Se soubéssemos como somos amados, certamente viveríamos na gratidão, na
honestidade, na solidariedade, com generosidade, na misericórdia.”
Diante
disso, “Jesus a nos indicar o modo do agir do Pai Celeste e nele expressar o
que somos na profundidade de nós mesmos: semelhantes a Deus no cuidado e no
amor. E por vivermos no esquecimento dessa nossa dignidade de seguidores do
Filho amado e vivermos na sonolência dessa grandeza, Ele nos indica o caminho do
amar os inimigos. Amar os inimigos com um transbordamento, como uma medida
desmedida onde somos irmãos e irmãs em Jesus. A desmedida, uma medida
transbordante colocado em nosso colo, concedido à nossa existência”, ressaltou.
Segundo
o cardeal Steiner, “a palavra do Evangelho nos propõe um modo de vida, um modo
existencial. Um modo que vai contra todas as nossas compreensões, contra as
nossas vontades, objetivos, afirmações, realizações. O contrário do nosso modo
de tirar satisfação, de não queremos passar por idiotas, de não sermos
humilhados na nossa dignidade. O modo que Jesus nos indica, oferece, é o do
amor e da liberdade: amar os inimigos; bendizer os que nos amaldiçoam; rezar
pelos que nos caluniam; oferecer a face a quem nos bate; a quem leva o manto
deixar também a túnica; dar sem esperar em troca; fazer o bem sem recompensa.
Uma mudança completa no nosso estilo de vida, do horizonte de leitura das nossas
interpretações e ações, da nossa relação com tudo e com todos.”
“Um
ensinamento de que ‘Deus é bondoso também para com os ingratos e maus’. A
bondade para com todos indistintamente nos leva à misericórdia. Mas a
misericórdia: ‘Sede misericordiosos como o vosso Pai é misericordioso’. No
perdão não existem inimigos, no perdão se encontram irmãos, irmãos. No perdão,
na misericórdia se volta à familiaridade, onde reina a harmonia e
solidariedade. A misericórdia que possibilita a familiariedade, até as notas
dissonantes tem harmonia, pois uma mesma pertença que não é consaguinidade. Na misericórdia, no amor se encontra uma
medida, isto é, um modo de relação: ‘Dai e vos será dado. Uma boa medida,
calcada sacudida, transbordante será colocada no vosso colo; porque com a mesma
medida com que medirdes os outros, vós também sereis medidos’”, disse o arcebispo
de Manaus.
“Uma
medida calcada, sacudida, transbordante! Na medida sacudida, calcada não
encontramos falta de alguma coisa; não indicamos uma carência, uma falta, um
sacrifício.
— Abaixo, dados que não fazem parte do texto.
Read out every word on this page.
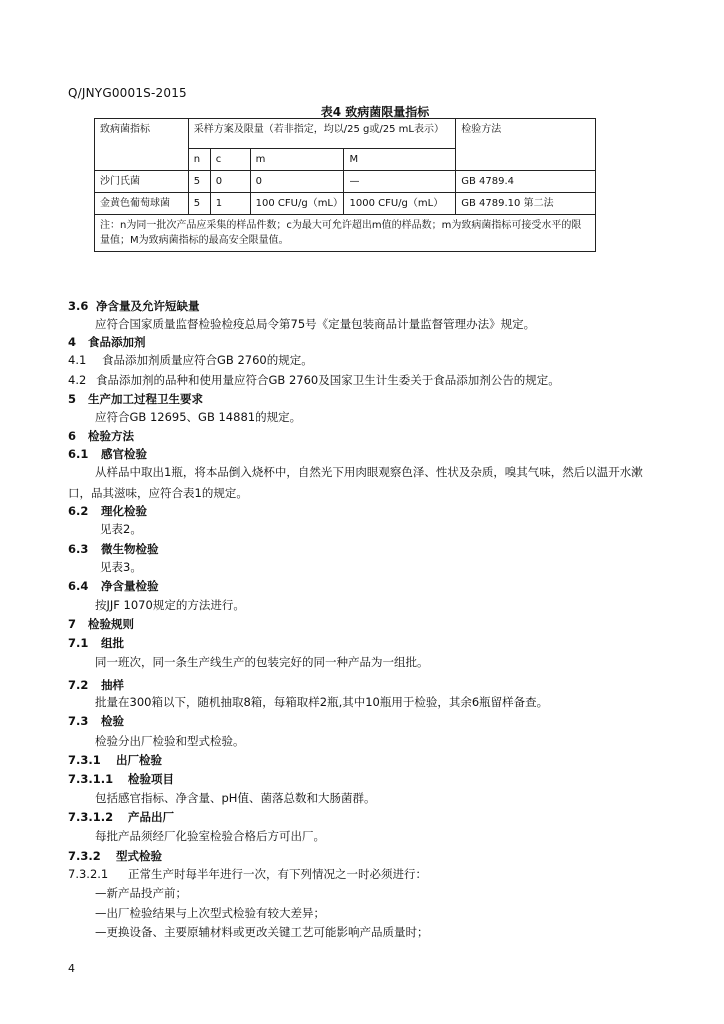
Q/JNYG0001S-2015
表4 致病菌限量指标
致病菌指标	采样方案及限量（若非指定，均以/25 g或/25 mL表示）				检验方法
	n	c	m	M	
沙门氏菌	5	0	0	—	GB 4789.4
金黄色葡萄球菌	5	1	100 CFU/g（mL）	1000 CFU/g（mL）	GB 4789.10 第二法
注：n为同一批次产品应采集的样品件数；c为最大可允许超出m值的样品数；m为致病菌指标可接受水平的限量值；M为致病菌指标的最高安全限量值。					
3.6 净含量及允许短缺量
应符合国家质量监督检验检疫总局令第75号《定量包装商品计量监督管理办法》规定。
4 食品添加剂
4.1 食品添加剂质量应符合GB 2760的规定。
4.2 食品添加剂的品种和使用量应符合GB 2760及国家卫生计生委关于食品添加剂公告的规定。
5 生产加工过程卫生要求
应符合GB 12695、GB 14881的规定。
6 检验方法
6.1 感官检验
从样品中取出1瓶，将本品倒入烧杯中，自然光下用肉眼观察色泽、性状及杂质，嗅其气味，然后以温开水漱口，品其滋味，应符合表1的规定。
6.2 理化检验
见表2。
6.3 微生物检验
见表3。
6.4 净含量检验
按JJF 1070规定的方法进行。
7 检验规则
7.1 组批
同一班次，同一条生产线生产的包装完好的同一种产品为一组批。
7.2 抽样
批量在300箱以下，随机抽取8箱，每箱取样2瓶,其中10瓶用于检验，其余6瓶留样备查。
7.3 检验
检验分出厂检验和型式检验。
7.3.1 出厂检验
7.3.1.1 检验项目
包括感官指标、净含量、pH值、菌落总数和大肠菌群。
7.3.1.2 产品出厂
每批产品须经厂化验室检验合格后方可出厂。
7.3.2 型式检验
7.3.2.1 正常生产时每半年进行一次，有下列情况之一时必须进行：
—新产品投产前；
—出厂检验结果与上次型式检验有较大差异；
—更换设备、主要原辅材料或更改关键工艺可能影响产品质量时；
4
Na medida sacudida e calcada não se percebe nada que conote não
querer sentir dor, sofrimento”, lembrou. E por isso ele questionou: “Nada na
medida sacudida e calcada soa como: para que serve tanto serviço? para que
tanta dedicação? que sentido tem trabalhar tanto? para que tudo isso se no
final fica tudo como está?”
Nessa
perspectiva, o cardeal sublinhou que “tudo é apenas transbordamento, entrega! Uma
verdadeira desmedida, pois sem peso, sem medida. Tem o seu peso, na suavidade
de quem é por ela carregado; sem medida, pois transborda de amor e afeto e
misericórdia. Como a mãe no cuidado do recém-nascido: toda atenção, toda
cuidados, toda ouvidos, toda feita mãe; sem extremismos, sem medos, sem
afobações; esquecida de si, sem cuidados para si, sempre toda inteira no
cuidado com a graça da vida recebida. Ela transborda na sua maternidade, pois
nada é demais, nada deixa de ter sentido, tudo vale, pertence à grandeza de sua
maternidade. Mas transbordamento da maternidade quer dizer: em tudo fazendo nem
sequer se lembrar da generosidade, da liberdade, do esquecimento de si mesma.
Ela transborda: é mãe!”
Talvez,
nos ajude a palavra de um pensador da Igreja, disse citando o Mestre Eckhart: “Quer
dizer que o amor com que amamos deve ser de tal sorte tão puro, nu e livre de
não se dirigir nem a mim mesmo, nem ao meu amigo, nem sobre alguma coisa
próxima. Os mestres dizem que não se poderia chamar boa nenhuma obra humana,
nem virtude nenhuma, se não realizada no amor. A virtude é de tal sorte nobre e
livre, tão pura e nua em si mesma que não conhece nada melhor de si e de Deus.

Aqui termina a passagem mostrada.